As a small-time dev do I have to worry about shellshock?

[fifthesteight]

I have an extremely small team, lots of projects and no resources or capacity to spend on securing our web applications. I host with one of the big guys, we don't run our servers from our shop or anything like that.

Without the capacity to spare man-hours battening down the hatches- how big of a deal is being on top of this for a run-of-the-mill dev team with low-level, no-big-deal development, hosted elsewhere?

My main concern is unwittingly leaving clients servers/applications vulnerable and them falling under nefarious control...

[jestar_jokin]

It's a big deal, especially for small dev shops, as they're less likely to have people available to plug security holes or monitor servers for vulnerabilities/compromises. If you're using shared hosting, probably not an issue. If you're using a VPS, PS, or other service where you are expected to maintain the server, well...

For some systems, it's just a matter of logging in to the server and running a single command line, like "sudo yum update bash" (replace "yum" with apt-get, or another package manager).

You can leave it, but know that you're leaving your clients vulnerable to things such as:

- stolen data - data loss - compromised/corrupted/deleted backups of data, code - site disruption - botnet participation - illegal file dump/trading space - unremovable rootkits

Having said that, I believe you should be safe if you don't use CGI to run your apps.

The earlier you plug the holes, the better.

[fifthesteight]

Thank you as well. I appreciate you taking the time to answer.

We don't run cgi scripts, and we seem to be predominantly in the "probably safe" category. That said, this is the reaponse I expected. I've applied some patching on our machines (read: that first one that didnt fix a lot of vulerabilities) and I'm sure the other guys have, too.

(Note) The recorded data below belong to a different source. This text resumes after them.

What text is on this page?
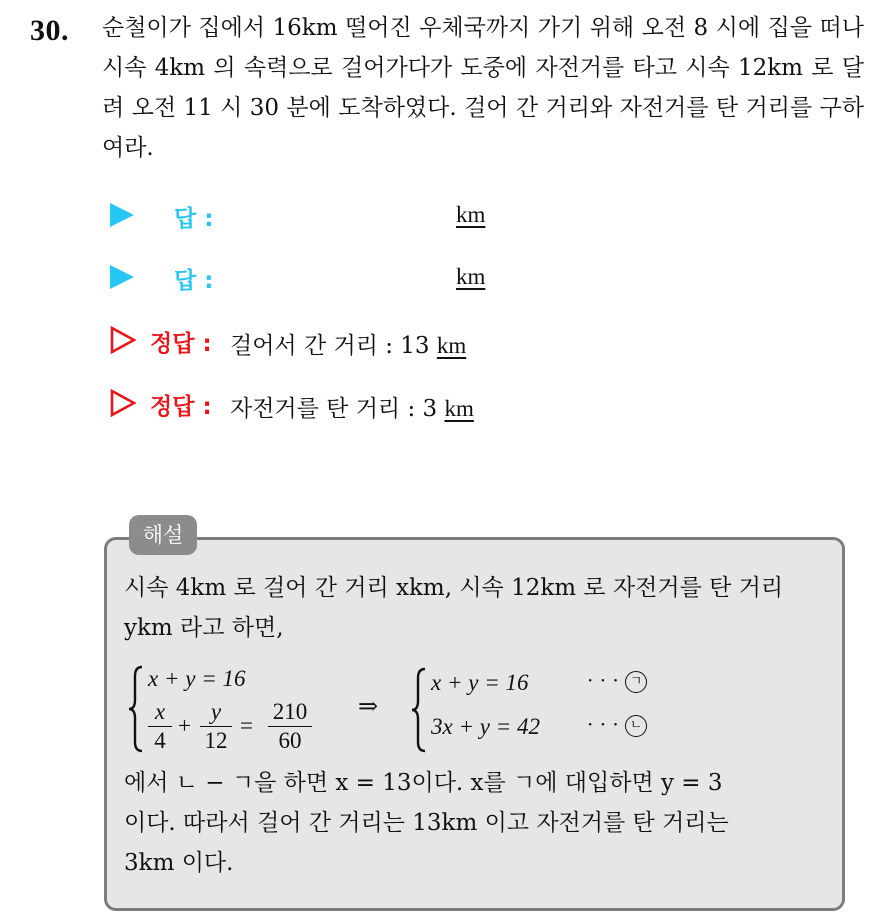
30. 순철이가 집에서 16km 떨어진 우체국까지 가기 위해 오전 8 시에 집을 떠나 시속 4km 의 속력으로 걸어가다가 도중에 자전거를 타고 시속 12km 로 달려 오전 11 시 30 분에 도착하였다. 걸어 간 거리와 자전거를 탄 거리를 구하여라.
답 :	km
답 :	km
정답 : 걸어서 간 거리 : 13 km
정답 : 자전거를 탄 거리 : 3 km
해설
시속 4km 로 걸어 간 거리 xkm, 시속 12km 로 자전거를 탄 거리
ykm 라고 하면,
x + y = 16
$\frac{x}{4} + \frac{y}{12} = \frac{210}{60}$ ⇒
x + y = 16
3x + y = 42
· · · ㄱ
· · · ㄴ
에서 ㄴ − ㄱ을 하면 x = 13이다. x를 ㄱ에 대입하면 y = 3
이다. 따라서 걸어 간 거리는 13km 이고 자전거를 탄 거리는
3km 이다.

It has just been one of those launch months where even pooping feels like burning time and money.

Seems like somebody is going to be changing gears today. Thank you.

[lastofus]

Someone is responsible for maintaining/patching your servers. Either you are, or you are paying someone to do it.

If you are paying a company to do it, send 'em an email. If you are responsible, look into what it takes to install a bash upgrade. I was able to patch my own Ubuntu VMs in about shell 3 commands manually through SSH (yay apt-get). Took all of 10 mins reading up on documentation, logging in, hitting yes to prompts...

In all seriousness, the patching process shouldn't be too much more involved than patching your desktop OS for a small shop not worried about 100s of servers, load balancers/failover mechanisms, SLAs, etc...

[fifthesteight]

Thank you, too. The patching process wasnt as much my concern as the other widespread, clever exploits that really experienced bash dudes are finding.

Like we discussed, my concern is client sites hosted on a server I pay to be maintained... I did email the provider, and at the time was satisfied with their response so thats good.

So I really apprecuate all the input. I feel okay, though some funny behavior on old, stable sites makes me worry.

Thank you for your time.

I give myself a C- and will reevaluate.p

[sippndipp]

You should test your sites with these two tools:

http://www.shellshocktest.com/

and

http://shellshock.brandonpotter.com/

There is a well maintained guide at Digital Ocean that explains the nitty gritty details:

https://www.digitalocean.com/community/tutorials/how-to-prot...

If a server is vulnerable there is a great guide that helps you to deal even with old systems:

https://dmsimard.com/2014/09/25/the-bash-cve-2014-6271-shell...

[fifthesteight]

Thank you, this is very helpful- though I was hoping to be cheap and lazy.